When Sydney train workers threatened to strike for 24 hours last year it demonstrated the potential power of strike action—as employers warned of the threat of economic damage to the whole economy from workers forced to stay at home for the day.

There is a fundamental class divide in society between workers and bosses. It is workers’ labour on which the wealth of society and the profits that are central to capitalism ultimately depend.

When workers go on strike they paralyse the ordinary operations of the economy and shut off the flow of profits. This is the most powerful form of collective action there is.

The Climate Strike has helped to raise the need for workers’ strike action over climate change, with high school strikers inviting workers and trade unions to join them on 20 September.

Many unions have endorsed the Climate Strike and organised contingents for the day. These are important first steps to drawing more workers into the climate movement.

Climate activists also need to support every strike and union campaign fought around demanding better wages and conditions at work.

Capitalism’s drive to increase profits means a constant effort to drive down wages and push people to work harder.

This means that the system that is responsible for climate change also forces workers into struggle to defend their own standards of life.

Strike action can not only shut down business as usual but also begin to show how ordinary working people can take the control of society into their own hands.

A general strike that shuts down the economy for any extended period forces workers to make decisions about how to meet people’s basic needs—such as where to restore power and how to distribute food.
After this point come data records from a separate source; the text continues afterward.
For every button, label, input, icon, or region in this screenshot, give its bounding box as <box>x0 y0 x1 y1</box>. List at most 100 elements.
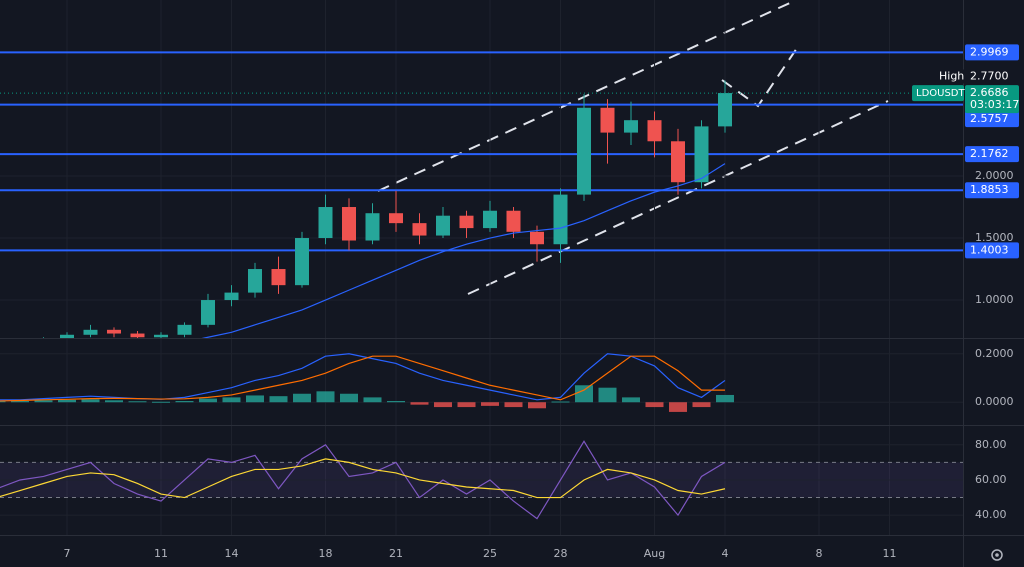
settings-icon[interactable] <box>991 549 1003 561</box>
histogram-bar <box>434 402 452 408</box>
histogram-bar <box>128 401 147 403</box>
axes: 7 11 14 18 21 25 28 Aug 4 8 11 1.0000 1.5000 2.0000 2.… <box>64 44 1019 560</box>
histogram-bar <box>340 393 358 403</box>
candle-body <box>365 213 380 241</box>
candle-body <box>318 207 333 239</box>
candle-body <box>647 120 662 142</box>
rsi-line <box>0 440 726 520</box>
candle-body <box>694 126 709 183</box>
high-label-box <box>933 69 1019 84</box>
candle-body <box>436 215 450 236</box>
histogram-bar <box>575 385 593 403</box>
level-label-box <box>965 111 1019 128</box>
histogram-bar <box>669 402 687 412</box>
y-tick-label: 60.00 <box>975 473 1007 486</box>
histogram-bar <box>58 399 76 403</box>
candle-body <box>671 141 685 183</box>
y-tick-label: 2.0000 <box>975 169 1014 182</box>
candle-body <box>624 120 638 133</box>
level-label-box <box>965 242 1019 259</box>
level-label: 2.9969 <box>970 45 1009 58</box>
candle-body <box>83 329 98 335</box>
y-tick-label: 1.5000 <box>975 231 1014 244</box>
histogram-bar <box>387 401 405 403</box>
candle-body <box>295 238 309 286</box>
histogram-bar <box>246 395 264 403</box>
rsi_ma-line <box>0 458 726 499</box>
histogram-bar <box>105 400 123 403</box>
macd-pane <box>0 339 963 425</box>
last-price-label: 2.6686 <box>970 86 1009 99</box>
candle-body <box>177 324 192 335</box>
y-tick-label: 0.2000 <box>975 347 1014 360</box>
histogram-bar <box>363 397 382 403</box>
histogram-bar <box>11 401 29 403</box>
candle-body <box>506 210 521 232</box>
candle-body <box>412 223 427 236</box>
candle-body <box>130 333 145 338</box>
candle-body <box>577 107 591 195</box>
high-value: 2.7700 <box>970 69 1009 82</box>
histogram-bar <box>528 402 546 409</box>
candle-body <box>248 269 262 293</box>
level-label: 2.5757 <box>970 112 1009 125</box>
x-tick-label: 8 <box>816 547 823 560</box>
candle-body <box>342 207 356 241</box>
level-label-box <box>965 182 1019 199</box>
candle-body <box>459 215 474 229</box>
x-tick-label: 25 <box>483 547 497 560</box>
x-tick-label: Aug <box>644 547 665 560</box>
histogram-bar <box>81 399 100 403</box>
y-tick-label: 40.00 <box>975 508 1007 521</box>
y-tick-label: 80.00 <box>975 438 1007 451</box>
candle-body <box>553 194 568 245</box>
symbol-label: LDOUSDT <box>916 88 966 99</box>
histogram-bar <box>410 402 429 405</box>
x-tick-label: 21 <box>389 547 403 560</box>
histogram-bar <box>316 391 335 403</box>
x-tick-label: 11 <box>883 547 897 560</box>
candle-body <box>271 269 286 286</box>
level-label: 2.1762 <box>970 147 1009 160</box>
candle-body <box>483 210 497 229</box>
channel-drawing <box>377 1 889 295</box>
histogram-bar <box>222 397 241 403</box>
histogram-bar <box>551 401 570 403</box>
histogram-bar <box>622 397 640 403</box>
candle-body <box>389 213 403 224</box>
level-label-box <box>965 146 1019 163</box>
candle-body <box>718 93 732 127</box>
high-name: High <box>939 69 964 82</box>
macd-line <box>0 353 726 401</box>
histogram-bar <box>457 402 476 408</box>
x-tick-label: 14 <box>225 547 239 560</box>
histogram-bar <box>293 393 311 403</box>
signal-line <box>0 355 725 402</box>
candle-body <box>60 334 74 338</box>
candle-body <box>107 329 121 334</box>
candle-body <box>530 231 544 245</box>
candle-body <box>600 107 615 133</box>
price-pane <box>0 0 963 338</box>
histogram-bar <box>692 402 711 408</box>
x-tick-label: 28 <box>554 547 568 560</box>
histogram-bar <box>152 401 170 403</box>
histogram-bar <box>481 402 499 406</box>
histogram-bar <box>504 402 523 408</box>
countdown: 03:03:17 <box>970 98 1019 111</box>
y-tick-label: 0.0000 <box>975 395 1014 408</box>
symbol-box <box>912 85 964 102</box>
histogram-bar <box>34 400 53 403</box>
histogram-bar <box>716 394 734 403</box>
histogram-bar <box>0 401 6 403</box>
x-tick-label: 11 <box>154 547 168 560</box>
histogram-bar <box>645 402 664 408</box>
histogram-bar <box>269 396 288 403</box>
level-label: 1.8853 <box>970 183 1009 196</box>
histogram-bar <box>175 401 194 403</box>
x-tick-label: 4 <box>722 547 729 560</box>
x-tick-label: 7 <box>64 547 71 560</box>
level-label: 1.4003 <box>970 243 1009 256</box>
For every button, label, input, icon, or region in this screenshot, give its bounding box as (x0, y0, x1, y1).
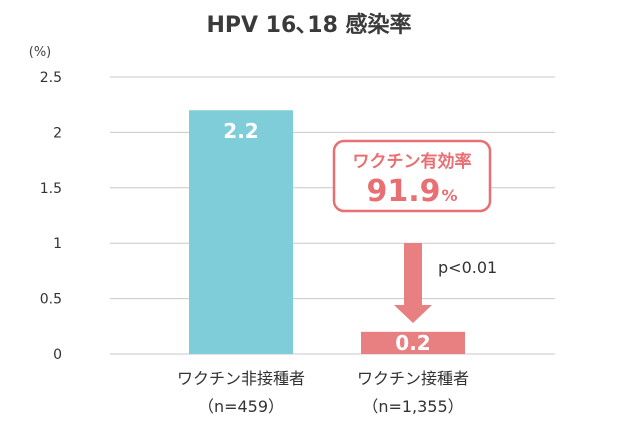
p-value-label: p<0.01 (438, 258, 497, 277)
efficacy-callout-figure: 91.9% (366, 174, 457, 209)
y-axis-unit: (%) (29, 45, 52, 60)
efficacy-callout-box (332, 139, 492, 213)
bar-unvaccinated (189, 110, 293, 355)
y-tick-label: 1.5 (40, 181, 62, 197)
bars-layer: 2.2 0.2 (189, 110, 465, 355)
efficacy-callout: ワクチン有効率 91.9% (332, 139, 492, 213)
bar-value-label-vaccinated: 0.2 (395, 331, 430, 355)
grid-layer (110, 76, 555, 355)
category-label-unvaccinated: ワクチン非接種者 (177, 369, 305, 388)
bar-vaccinated (361, 331, 465, 354)
sample-size-unvaccinated: （n=459） (198, 397, 284, 416)
bar-value-label-unvaccinated: 2.2 (223, 119, 258, 143)
chart-title: HPV 16､18 感染率 (206, 12, 411, 38)
decrease-arrow-icon (394, 243, 432, 323)
category-label-vaccinated: ワクチン接種者 (357, 369, 469, 388)
y-tick-label: 2 (53, 125, 62, 141)
y-tick-label: 0 (53, 347, 62, 363)
sample-size-vaccinated: （n=1,355） (362, 397, 463, 416)
efficacy-value: 91.9 (366, 174, 440, 209)
efficacy-callout-title: ワクチン有効率 (353, 151, 472, 172)
y-tick-label: 0.5 (40, 292, 62, 308)
y-tick-labels: 0 0.5 1 1.5 2 2.5 (40, 70, 62, 363)
y-tick-label: 2.5 (40, 70, 62, 86)
y-tick-label: 1 (53, 236, 62, 252)
efficacy-unit: % (442, 186, 458, 205)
In revolutionary situations in the past such as Chile in 1973, Poland in 1980 or Russia in 1917 this has led to the formation of new grassroots democratic structures to discuss how society should be run.

Such a truly democratic society, run in the interests of ordinary people and the planet instead of the dictates of capitalist profits, could begin the rapid transition needed to deal with climate change.

Civil disobedience cannot be an end in itself. It needs to be used to help build a movement around climate change capable of drawing in the social force with the power to revolutionise society—the working class.